“Unbroken bowls of a Gold serenade…”

“Unbroken bowls of a Gold serenade…”

The truth is that there is no truth.

All tales of a triumph, are all spells of Goliath.

And David is not the first, to tell all of a syre.

Sure my calm well, of a wealth, and plethora of poems sure tell of a climbing…

But there is no well, so imbedded that we cannot learn towards the highest.

I’m cured, belled, and quite stale towards my finest…

Reaching into a star, in which I feel braille, but colliding.

With supernova.

This Casanova.

I’m super bold with this heart of mine,

That is asking over and over and over.

See all trails are like the Bible.

Stories revealed for a sign of where I am leading.

Never to allow heart and/or truth to become crushed in which all things I may believe in.

All things are not honest, and thus I ask; am I ever willing to fall into agreements?

I wish to climb up to this cliff.

I need this for my all ultimate truths, in which my purpose I can fall asleep with and know bliss…
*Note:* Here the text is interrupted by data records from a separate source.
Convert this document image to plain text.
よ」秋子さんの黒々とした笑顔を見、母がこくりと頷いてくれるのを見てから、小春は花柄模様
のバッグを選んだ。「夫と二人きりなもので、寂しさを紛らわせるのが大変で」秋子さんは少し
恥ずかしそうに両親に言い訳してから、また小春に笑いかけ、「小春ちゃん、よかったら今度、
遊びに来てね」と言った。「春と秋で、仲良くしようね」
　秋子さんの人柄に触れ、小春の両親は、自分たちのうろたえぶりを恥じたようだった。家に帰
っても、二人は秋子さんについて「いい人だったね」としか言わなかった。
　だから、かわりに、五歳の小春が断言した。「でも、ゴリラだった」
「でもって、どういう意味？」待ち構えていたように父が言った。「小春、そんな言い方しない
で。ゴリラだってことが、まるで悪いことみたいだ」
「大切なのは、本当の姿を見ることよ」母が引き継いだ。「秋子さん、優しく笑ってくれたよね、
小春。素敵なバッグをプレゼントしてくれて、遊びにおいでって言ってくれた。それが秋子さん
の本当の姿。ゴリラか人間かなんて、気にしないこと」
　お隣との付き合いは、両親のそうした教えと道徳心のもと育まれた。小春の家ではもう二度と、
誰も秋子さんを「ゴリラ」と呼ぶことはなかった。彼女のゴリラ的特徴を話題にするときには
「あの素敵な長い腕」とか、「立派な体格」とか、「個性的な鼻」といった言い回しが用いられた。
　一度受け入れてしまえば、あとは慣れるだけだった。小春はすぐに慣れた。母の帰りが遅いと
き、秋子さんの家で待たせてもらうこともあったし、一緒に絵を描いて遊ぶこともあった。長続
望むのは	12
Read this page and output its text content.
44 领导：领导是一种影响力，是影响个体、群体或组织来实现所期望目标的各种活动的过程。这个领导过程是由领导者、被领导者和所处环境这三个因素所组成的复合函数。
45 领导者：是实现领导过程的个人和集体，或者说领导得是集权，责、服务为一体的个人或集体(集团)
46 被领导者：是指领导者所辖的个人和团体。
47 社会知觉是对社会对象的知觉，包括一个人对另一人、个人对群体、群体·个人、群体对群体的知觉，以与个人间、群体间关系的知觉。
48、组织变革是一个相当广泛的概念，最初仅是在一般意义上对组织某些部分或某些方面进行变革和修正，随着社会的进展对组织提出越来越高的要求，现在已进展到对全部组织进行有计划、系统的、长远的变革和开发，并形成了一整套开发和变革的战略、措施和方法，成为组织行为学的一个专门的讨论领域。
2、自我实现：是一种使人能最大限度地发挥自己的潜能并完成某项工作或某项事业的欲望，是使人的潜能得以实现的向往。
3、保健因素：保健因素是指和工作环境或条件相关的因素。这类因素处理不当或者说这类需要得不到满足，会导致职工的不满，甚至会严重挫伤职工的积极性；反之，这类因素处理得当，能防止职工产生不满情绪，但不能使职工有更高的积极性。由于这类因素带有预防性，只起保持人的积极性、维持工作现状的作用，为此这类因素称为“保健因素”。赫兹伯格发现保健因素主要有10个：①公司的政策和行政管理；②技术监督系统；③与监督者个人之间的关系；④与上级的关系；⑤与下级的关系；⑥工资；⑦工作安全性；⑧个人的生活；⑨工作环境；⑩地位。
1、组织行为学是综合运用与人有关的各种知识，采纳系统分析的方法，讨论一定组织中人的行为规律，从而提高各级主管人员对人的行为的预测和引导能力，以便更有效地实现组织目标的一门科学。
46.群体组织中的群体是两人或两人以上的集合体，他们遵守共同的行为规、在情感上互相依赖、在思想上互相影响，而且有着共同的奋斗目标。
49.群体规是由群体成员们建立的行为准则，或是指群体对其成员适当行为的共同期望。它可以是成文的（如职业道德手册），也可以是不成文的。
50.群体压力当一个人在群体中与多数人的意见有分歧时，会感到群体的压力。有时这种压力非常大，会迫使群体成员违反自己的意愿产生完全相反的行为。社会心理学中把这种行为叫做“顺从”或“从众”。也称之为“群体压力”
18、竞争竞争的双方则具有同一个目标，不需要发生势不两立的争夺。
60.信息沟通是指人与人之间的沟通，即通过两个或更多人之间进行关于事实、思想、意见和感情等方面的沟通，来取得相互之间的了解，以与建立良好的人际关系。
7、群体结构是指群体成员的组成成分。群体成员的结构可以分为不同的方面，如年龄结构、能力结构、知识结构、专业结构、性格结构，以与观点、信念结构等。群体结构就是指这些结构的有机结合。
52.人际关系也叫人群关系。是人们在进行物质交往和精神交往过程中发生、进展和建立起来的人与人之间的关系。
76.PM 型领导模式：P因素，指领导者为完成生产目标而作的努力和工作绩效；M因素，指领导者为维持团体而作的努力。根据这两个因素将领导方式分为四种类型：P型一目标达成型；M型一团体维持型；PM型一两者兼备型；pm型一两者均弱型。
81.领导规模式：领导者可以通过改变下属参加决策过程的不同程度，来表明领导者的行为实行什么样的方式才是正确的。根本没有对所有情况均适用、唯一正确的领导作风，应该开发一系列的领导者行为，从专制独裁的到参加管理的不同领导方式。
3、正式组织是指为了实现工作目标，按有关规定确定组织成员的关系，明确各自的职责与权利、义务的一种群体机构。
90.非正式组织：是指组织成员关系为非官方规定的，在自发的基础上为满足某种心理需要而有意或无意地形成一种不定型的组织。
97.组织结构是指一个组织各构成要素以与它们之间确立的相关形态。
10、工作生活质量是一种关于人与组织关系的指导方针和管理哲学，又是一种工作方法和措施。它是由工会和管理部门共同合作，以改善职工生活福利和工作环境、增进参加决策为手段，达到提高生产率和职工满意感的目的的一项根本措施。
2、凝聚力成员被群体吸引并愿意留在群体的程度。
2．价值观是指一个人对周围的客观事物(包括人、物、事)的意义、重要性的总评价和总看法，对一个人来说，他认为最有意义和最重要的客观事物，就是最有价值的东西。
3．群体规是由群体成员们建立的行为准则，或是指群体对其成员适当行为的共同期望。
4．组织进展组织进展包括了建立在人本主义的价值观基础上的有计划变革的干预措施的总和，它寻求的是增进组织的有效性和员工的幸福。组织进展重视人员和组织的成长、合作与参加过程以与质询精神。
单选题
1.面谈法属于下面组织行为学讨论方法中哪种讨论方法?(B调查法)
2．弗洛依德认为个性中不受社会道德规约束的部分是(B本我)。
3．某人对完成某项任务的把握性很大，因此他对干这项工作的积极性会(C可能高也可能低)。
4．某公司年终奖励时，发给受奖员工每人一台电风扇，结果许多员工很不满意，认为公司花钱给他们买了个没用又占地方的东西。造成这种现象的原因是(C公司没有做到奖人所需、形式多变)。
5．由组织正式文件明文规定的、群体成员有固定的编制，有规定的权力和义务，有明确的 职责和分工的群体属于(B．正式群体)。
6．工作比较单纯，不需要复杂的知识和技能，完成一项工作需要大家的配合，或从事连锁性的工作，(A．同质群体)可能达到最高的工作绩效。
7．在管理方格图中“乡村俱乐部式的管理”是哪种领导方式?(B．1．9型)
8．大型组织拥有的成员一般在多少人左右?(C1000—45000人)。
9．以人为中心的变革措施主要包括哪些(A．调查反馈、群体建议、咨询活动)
Love straddled in my pain,

And it heals my insanity into a bliss I can fall ultimately deep with.

I think truth will always be subjective, objectivity – is just the nature of truth in which all heavily heavens speak with.

I am still so blue,

But I am still so hue.

In search of water in which is something I seek to be clean in.

I am still so you.

[117] The meaning of life is just to be alive. It is so plain and so obvious and so simple. And yet, everybody rushes around in a great panic as if it were necessary to achieve something beyond themselves.